1.35 pm: Just a hundred metres from the house is an old mine. The entrance is small and dark. Ben, Mimi and I get on our hands and knees and inch our way into the darkness like three blind mice. Lachlan is somewhere behind us. He’s looking after the headlamps, which would be very handy in the mine. He makes excuses about the entrance being too small for him. I think he’s just afraid of the dark.
‘This isn’t a mine. It’s a toilet,’ Ben says stopping to sniff the air. ‘It stinks in here.’
It’s completely black, which is why I don’t see that Ben has stopped, until my nose crashes into his bottom. And Mimi doesn’t see that I have stopped, until she head-butts my backside.
‘Hey, get your nose out of my bottom,’ I say to Mimi.
‘Get your bottom off my nose,’ she complains.
‘You’re scratching my behind,’ Ben says. ‘Get your face out of my rear end.’
I am just trying to untangle myself from the chain of bottoms, when the mine explodes with noise.
Clang ... bang ... clang ... clang ... bang.
It sounds like someone is playing the cymbals in my ears.
Mimi lets out a scream loud enough for someone on the Great Wall of China to hear. I scramble to my feet. I hit my head on the roof. I turn to find out where the noise is coming from. Then I see Lachlan at the entrance of the mine. He’s banging a saucepan and lid together.
Flying custard pies! He’s got me again.
The cymbals sound stops, but the noise gets even more deafening. The walls of the mine come alive. There’s screeching, flapping, swooping, and something is peeing on my head.
It’s bats!
‘I’ve been bitten!’ Lachlan shouts. ‘The bats are attacking!’
I crawl like a bionic baby back out of the tunnel, with Ben head-butting my bottom most of the way. I scramble into the daylight. Hundreds of bats wheel around the entrance of the mine. They’re confused by the daylight, flapping in my face, screeching in my ears. I’m not surprised they’re annoyed. Bats like to sleep during the day. They don’t like being woken up by silly boys with saucepans. And nor would I.
A bat flies straight towards my face. It gives me a perfect view of possibly one of the ugliest creatures alive. It has long ears and what looks like a piece of salad on the end of its nose.
I’m being attacked by Master Yoda with wings! I’m in the middle of a Star Wars battle zone.

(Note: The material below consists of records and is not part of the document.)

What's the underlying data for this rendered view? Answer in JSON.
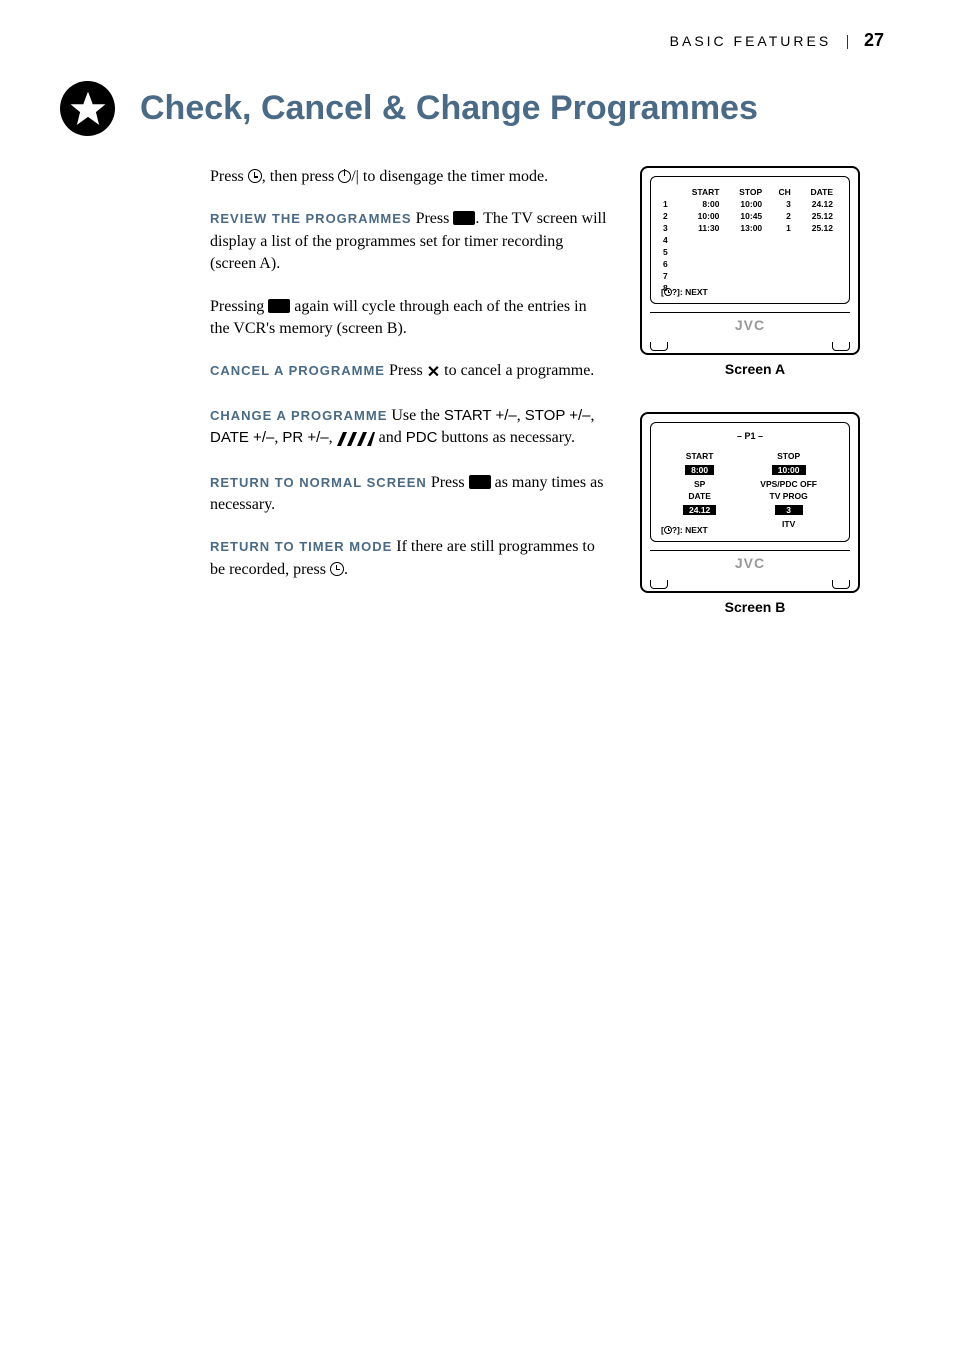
{
  "header": {
    "section": "BASIC FEATURES",
    "page": "27"
  },
  "title": "Check, Cancel & Change Programmes",
  "intro": {
    "part1": "Press ",
    "part2": ", then press ",
    "part3": "/| to disengage the timer mode."
  },
  "review": {
    "lead": "REVIEW THE PROGRAMMES",
    "body1": "  Press ",
    "body2": ". The TV screen will display a list of the programmes set for timer recording (screen A).",
    "press1": "Pressing ",
    "press2": " again will cycle through each of the entries in the VCR's memory (screen B)."
  },
  "cancel": {
    "lead": "CANCEL A PROGRAMME",
    "body1": " Press ",
    "x": "✕",
    "body2": " to cancel a programme."
  },
  "change": {
    "lead": "CHANGE A PROGRAMME",
    "body1": "  Use the ",
    "btn1": "START +/–",
    "sep1": ", ",
    "btn2": "STOP +/–",
    "sep2": ", ",
    "btn3": "DATE +/–",
    "sep3": ", ",
    "btn4": "PR +/–",
    "sep4": ", ",
    "body2": "  and ",
    "btn5": "PDC",
    "body3": " buttons as necessary."
  },
  "return_normal": {
    "lead": "RETURN TO NORMAL SCREEN",
    "body1": "  Press ",
    "body2": " as many times as necessary."
  },
  "return_timer": {
    "lead": "RETURN TO TIMER MODE",
    "body1": "  If there are still programmes to be recorded, press ",
    "body2": "."
  },
  "screen_a": {
    "label": "Screen A",
    "headers": [
      "",
      "START",
      "STOP",
      "CH",
      "DATE"
    ],
    "rows": [
      [
        "1",
        "8:00",
        "10:00",
        "3",
        "24.12"
      ],
      [
        "2",
        "10:00",
        "10:45",
        "2",
        "25.12"
      ],
      [
        "3",
        "11:30",
        "13:00",
        "1",
        "25.12"
      ],
      [
        "4",
        "",
        "",
        "",
        ""
      ],
      [
        "5",
        "",
        "",
        "",
        ""
      ],
      [
        "6",
        "",
        "",
        "",
        ""
      ],
      [
        "7",
        "",
        "",
        "",
        ""
      ],
      [
        "8",
        "",
        "",
        "",
        ""
      ]
    ],
    "hint": "]: NEXT"
  },
  "screen_b": {
    "label": "Screen B",
    "header": "– P1 –",
    "left": {
      "l1": "START",
      "v1": "8:00",
      "l2": "SP",
      "l3": "DATE",
      "v3": "24.12"
    },
    "right": {
      "l1": "STOP",
      "v1": "10:00",
      "l2": "VPS/PDC OFF",
      "l3": "TV PROG",
      "v3": "3",
      "l4": "ITV"
    },
    "hint": "]: NEXT"
  },
  "brand": "JVC"
}
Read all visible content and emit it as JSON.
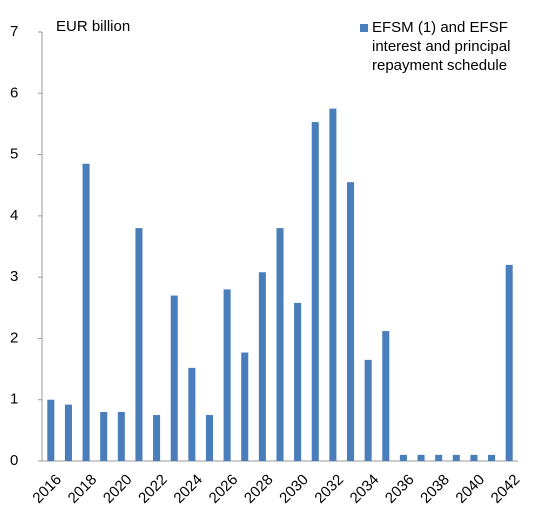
{
  "chart_data": {
    "type": "bar",
    "y_label": "EUR billion",
    "categories": [
      "2016",
      null,
      "2018",
      null,
      "2020",
      null,
      "2022",
      null,
      "2024",
      null,
      "2026",
      null,
      "2028",
      null,
      "2030",
      null,
      "2032",
      null,
      "2034",
      null,
      "2036",
      null,
      "2038",
      null,
      "2040",
      null,
      "2042"
    ],
    "series": [
      {
        "name": "EFSM (1) and EFSF interest and principal repayment schedule",
        "color": "#4a7ebb",
        "values": [
          1.0,
          0.92,
          4.85,
          0.8,
          0.8,
          3.8,
          0.75,
          2.7,
          1.52,
          0.75,
          2.8,
          1.77,
          3.08,
          3.8,
          2.58,
          5.53,
          5.75,
          4.55,
          1.65,
          2.12,
          0.1,
          0.1,
          0.1,
          0.1,
          0.1,
          0.1,
          3.2
        ]
      }
    ],
    "ylim": [
      0,
      7
    ],
    "yticks": [
      0,
      1,
      2,
      3,
      4,
      5,
      6,
      7
    ]
  }
}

I cover my head with my arms. A pair of white wings flaps past. I look up. More bats swoop towards me. I get to my feet and run. (This time I’m following Mimi’s directions.) I don’t stop until our bikes come into view.

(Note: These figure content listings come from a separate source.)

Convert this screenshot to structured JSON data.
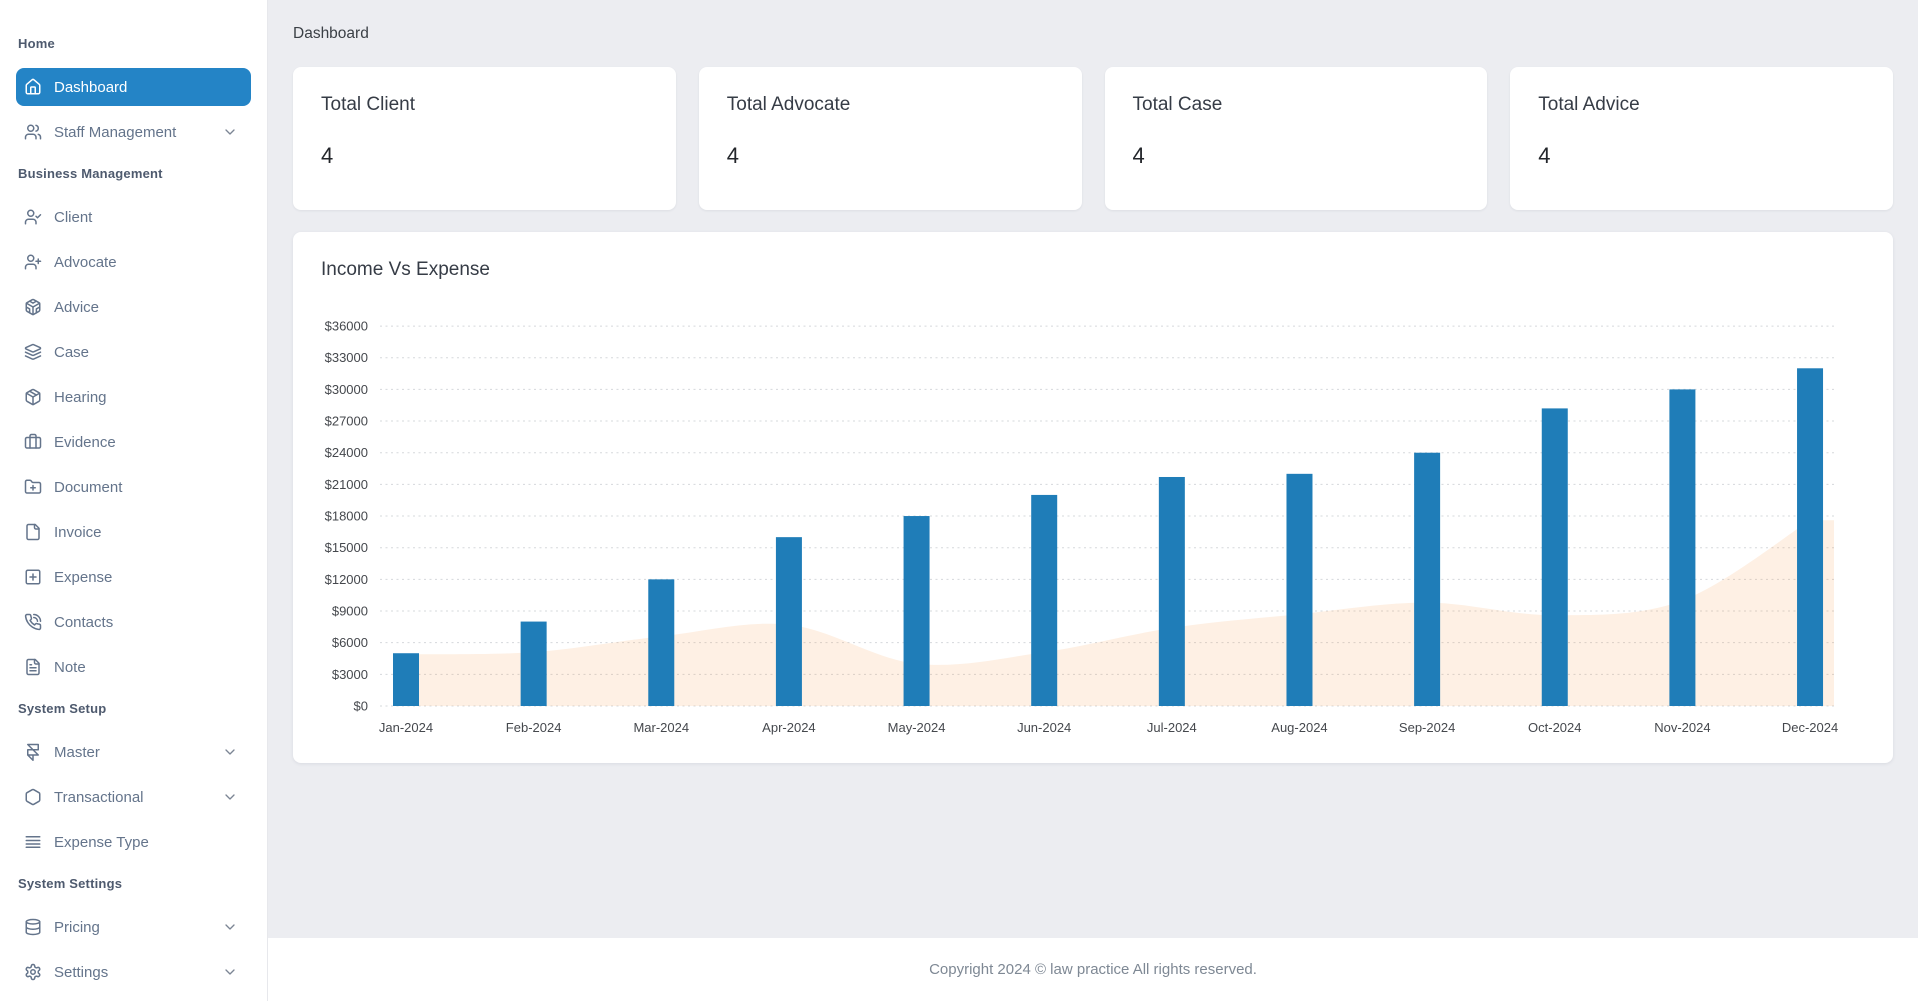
{
  "page": {
    "title": "Dashboard"
  },
  "sidebar": {
    "sections": [
      {
        "label": "Home",
        "items": [
          {
            "label": "Dashboard",
            "icon": "house",
            "active": true
          },
          {
            "label": "Staff Management",
            "icon": "users",
            "chevron": true
          }
        ]
      },
      {
        "label": "Business Management",
        "items": [
          {
            "label": "Client",
            "icon": "user-check"
          },
          {
            "label": "Advocate",
            "icon": "user-plus"
          },
          {
            "label": "Advice",
            "icon": "codesandbox"
          },
          {
            "label": "Case",
            "icon": "layers"
          },
          {
            "label": "Hearing",
            "icon": "package"
          },
          {
            "label": "Evidence",
            "icon": "briefcase"
          },
          {
            "label": "Document",
            "icon": "folder-plus"
          },
          {
            "label": "Invoice",
            "icon": "file"
          },
          {
            "label": "Expense",
            "icon": "square-plus"
          },
          {
            "label": "Contacts",
            "icon": "phone-call"
          },
          {
            "label": "Note",
            "icon": "file-text"
          }
        ]
      },
      {
        "label": "System Setup",
        "items": [
          {
            "label": "Master",
            "icon": "framer",
            "chevron": true
          },
          {
            "label": "Transactional",
            "icon": "hexagon",
            "chevron": true
          },
          {
            "label": "Expense Type",
            "icon": "align-justify"
          }
        ]
      },
      {
        "label": "System Settings",
        "items": [
          {
            "label": "Pricing",
            "icon": "database",
            "chevron": true
          },
          {
            "label": "Settings",
            "icon": "settings",
            "chevron": true
          }
        ]
      }
    ]
  },
  "stats": [
    {
      "label": "Total Client",
      "value": "4"
    },
    {
      "label": "Total Advocate",
      "value": "4"
    },
    {
      "label": "Total Case",
      "value": "4"
    },
    {
      "label": "Total Advice",
      "value": "4"
    }
  ],
  "chart_data": {
    "type": "mixed",
    "title": "Income Vs Expense",
    "categories": [
      "Jan-2024",
      "Feb-2024",
      "Mar-2024",
      "Apr-2024",
      "May-2024",
      "Jun-2024",
      "Jul-2024",
      "Aug-2024",
      "Sep-2024",
      "Oct-2024",
      "Nov-2024",
      "Dec-2024"
    ],
    "series": [
      {
        "name": "Income",
        "type": "bar",
        "color": "#1f7db8",
        "values": [
          5000,
          8000,
          12000,
          16000,
          18000,
          20000,
          21700,
          22000,
          24000,
          28200,
          30000,
          32000
        ]
      },
      {
        "name": "Expense",
        "type": "area",
        "color": "#f6984a",
        "fill_opacity": 0.15,
        "values": [
          4900,
          5100,
          6600,
          7700,
          4000,
          5100,
          7400,
          8700,
          9800,
          8600,
          10000,
          17600
        ]
      }
    ],
    "ylabel_prefix": "$",
    "ylim": [
      0,
      36000
    ],
    "ytick_step": 3000,
    "grid": "horizontal-dotted",
    "legend_position": "none"
  },
  "footer": {
    "text": "Copyright 2024 © law practice All rights reserved."
  },
  "colors": {
    "sidebar_active_bg": "#2484c6",
    "sidebar_item_text": "#64748b",
    "main_bg": "#ecedf1",
    "bar_series": "#1f7db8",
    "area_series": "#f6984a",
    "grid_line": "#d5d8db",
    "axis_label": "#45484d"
  }
}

‘They’re vampire bats,’ Lachlan says when we eventually reach our bikes. ‘They tried to kill me.’
‘Vampire bats don’t eat people,’ Mimi says. ‘And they don’t even live in Australia.’
‘You deserve to be eaten,’ I say to Lachlan. ‘Why did you bang that saucepan?’
‘It was just a little joke,’ he says.
It might be a joke for Lachlan. But I don’t think it’s funny. Banging Lachlan over the head with a saucepan, now that would be funny. Putting a jellyfish down his pants, that would also be funny. Mixing kangaroo poo into his spaghetti bolognaise, that would be even funnier.
‘So we found the mine. But where is Mr Elephant Ears?’ Lachlan says. ‘I was looking forward to giving him some driving advice. Maybe letting down his tyres would slow him down a bit. Guess we’ve lost him.’
‘We might not have lost him,’ Mimi says. ‘He had a flyer for the disco in his backpack. Maybe he’s planning to go. Do you think you’ll recognise him if he shows up?’
Of course I’ll recognise him. Who could forget those ears?